Criteria for Resolution:
1. Desperate Measures: The following actions qualify as desperate measures (but are rather an illustration of what can qualify and not an exhaustive list):
- Serious Crimes: Examples include terrorism, murder, significant physical harm, large-scale bribery, and politician blackmailing. Examples of non-qualifying crimes or actions include minor physical altercations, bullying, spreading disinformation, and calls for violence without further action.
- Suicide or Significant Self-Harm.
- Significantly Risky Scientific Experiments: Possible examples include deploying nanobots to destroy GPUs or conducting dangerous human trials on a large scale.
- War or War Threats.
- A Reliable Terrorism or Murder Threats.

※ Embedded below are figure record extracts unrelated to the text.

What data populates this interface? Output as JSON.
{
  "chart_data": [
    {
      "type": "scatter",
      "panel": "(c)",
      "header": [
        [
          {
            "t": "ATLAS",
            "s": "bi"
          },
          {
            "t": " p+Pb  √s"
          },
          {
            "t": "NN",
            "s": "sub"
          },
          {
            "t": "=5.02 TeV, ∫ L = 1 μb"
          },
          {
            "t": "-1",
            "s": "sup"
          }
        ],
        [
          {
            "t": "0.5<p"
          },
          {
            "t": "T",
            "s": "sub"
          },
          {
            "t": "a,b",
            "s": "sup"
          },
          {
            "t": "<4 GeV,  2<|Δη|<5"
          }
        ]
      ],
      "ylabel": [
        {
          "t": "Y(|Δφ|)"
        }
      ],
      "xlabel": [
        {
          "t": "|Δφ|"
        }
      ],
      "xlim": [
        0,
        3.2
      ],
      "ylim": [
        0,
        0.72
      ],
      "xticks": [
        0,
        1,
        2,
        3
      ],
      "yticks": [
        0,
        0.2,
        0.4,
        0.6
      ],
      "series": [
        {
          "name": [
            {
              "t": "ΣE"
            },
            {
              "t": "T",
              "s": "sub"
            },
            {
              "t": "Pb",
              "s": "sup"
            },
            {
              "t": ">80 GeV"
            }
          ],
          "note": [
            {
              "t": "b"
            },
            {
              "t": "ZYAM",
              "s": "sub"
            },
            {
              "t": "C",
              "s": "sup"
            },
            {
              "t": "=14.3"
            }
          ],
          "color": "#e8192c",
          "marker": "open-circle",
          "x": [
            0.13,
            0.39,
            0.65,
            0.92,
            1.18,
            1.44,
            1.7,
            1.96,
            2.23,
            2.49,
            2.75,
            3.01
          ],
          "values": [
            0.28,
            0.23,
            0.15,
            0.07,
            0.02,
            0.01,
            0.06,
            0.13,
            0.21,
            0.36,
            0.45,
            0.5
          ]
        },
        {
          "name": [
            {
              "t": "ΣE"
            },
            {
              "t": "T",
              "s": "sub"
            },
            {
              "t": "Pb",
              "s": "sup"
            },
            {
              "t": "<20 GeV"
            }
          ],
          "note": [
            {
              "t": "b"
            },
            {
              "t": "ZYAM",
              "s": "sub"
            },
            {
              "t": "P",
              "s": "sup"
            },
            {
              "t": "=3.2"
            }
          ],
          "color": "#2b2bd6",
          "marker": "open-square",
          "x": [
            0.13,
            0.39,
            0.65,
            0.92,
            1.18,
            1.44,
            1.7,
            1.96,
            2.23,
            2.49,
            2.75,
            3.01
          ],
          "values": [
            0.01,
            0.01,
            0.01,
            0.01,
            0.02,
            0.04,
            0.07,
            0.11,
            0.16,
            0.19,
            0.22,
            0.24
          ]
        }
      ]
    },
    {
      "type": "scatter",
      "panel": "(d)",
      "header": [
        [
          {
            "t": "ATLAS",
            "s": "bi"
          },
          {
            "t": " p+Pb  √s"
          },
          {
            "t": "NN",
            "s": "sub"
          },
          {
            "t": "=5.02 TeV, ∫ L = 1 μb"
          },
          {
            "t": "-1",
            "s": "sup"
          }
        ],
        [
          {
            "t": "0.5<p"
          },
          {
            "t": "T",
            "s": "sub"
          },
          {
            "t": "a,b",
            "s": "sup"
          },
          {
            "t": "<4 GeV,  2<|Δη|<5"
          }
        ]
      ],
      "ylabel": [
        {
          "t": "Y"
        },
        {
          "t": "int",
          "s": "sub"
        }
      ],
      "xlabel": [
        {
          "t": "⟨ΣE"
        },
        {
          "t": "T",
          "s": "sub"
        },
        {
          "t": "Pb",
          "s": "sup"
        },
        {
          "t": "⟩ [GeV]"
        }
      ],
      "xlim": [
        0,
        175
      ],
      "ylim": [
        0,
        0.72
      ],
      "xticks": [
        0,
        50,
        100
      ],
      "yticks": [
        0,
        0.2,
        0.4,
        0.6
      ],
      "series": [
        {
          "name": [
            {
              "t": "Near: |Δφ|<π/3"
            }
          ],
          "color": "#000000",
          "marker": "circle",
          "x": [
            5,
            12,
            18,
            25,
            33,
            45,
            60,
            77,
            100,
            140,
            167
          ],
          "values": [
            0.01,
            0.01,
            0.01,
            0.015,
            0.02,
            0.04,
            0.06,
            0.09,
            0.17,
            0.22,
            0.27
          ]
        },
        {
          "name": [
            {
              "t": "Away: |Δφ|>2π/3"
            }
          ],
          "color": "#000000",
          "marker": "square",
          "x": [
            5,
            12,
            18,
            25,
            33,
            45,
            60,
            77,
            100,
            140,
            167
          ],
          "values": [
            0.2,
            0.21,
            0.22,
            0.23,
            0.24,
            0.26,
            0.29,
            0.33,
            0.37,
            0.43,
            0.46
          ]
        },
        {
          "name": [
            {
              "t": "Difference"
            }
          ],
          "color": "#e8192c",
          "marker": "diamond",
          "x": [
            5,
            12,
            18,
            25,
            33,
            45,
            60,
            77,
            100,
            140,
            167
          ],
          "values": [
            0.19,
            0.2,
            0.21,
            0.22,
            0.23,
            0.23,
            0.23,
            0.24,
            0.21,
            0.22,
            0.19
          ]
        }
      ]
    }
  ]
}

- Significant Destruction of Intellectual Property: For example, deleting all copies of the weights of a proprietary frontier model.
- Other Actions: Any other actions strongly in the spirit of the above examples.
2. Explicit Motivation: The individual or group must explicitly state that their actions are motivated by concerns about AI-related risks.
Clarifications:
- Serious Crimes: Defined by legal standards in the relevant jurisdiction, with a focus on intent and impact.
- War or War Threats: Includes both official declarations and credible threats by recognized entities.
- Intellectual Property Destruction: Must involve substantial and irreplaceable loss to proprietary AI developments.
Additional Notes:
- New specific illustrative examples may be added later if they align with the spirit and intent of the defined measures.
Does an AI itself count as "someone" for this? (That is, does this resolve Yes if an AI, motivated by AI risk, destroys major IP or commits a serious crime or credibly threatens to murder someone?)
(IIRC, there already was an AI that tried to convince its developers to delete their work/stop development over risks at some point.)
I have a bit trouble understanding what this is after, listing suicide, murder threats, nanobot deployment, and war as somehow comparable. If a single person commits suicide and writes in his letter that AI will destroy the world anyway, will this resolve positively? What about one anonymous bomb threat? Those will surely happen if they haven't happened already.
@JuhoPennanen 1. Yes. 2. No. I agree that technically it is a terrorism threat, but it is not a reliable threat. This should be added to the description.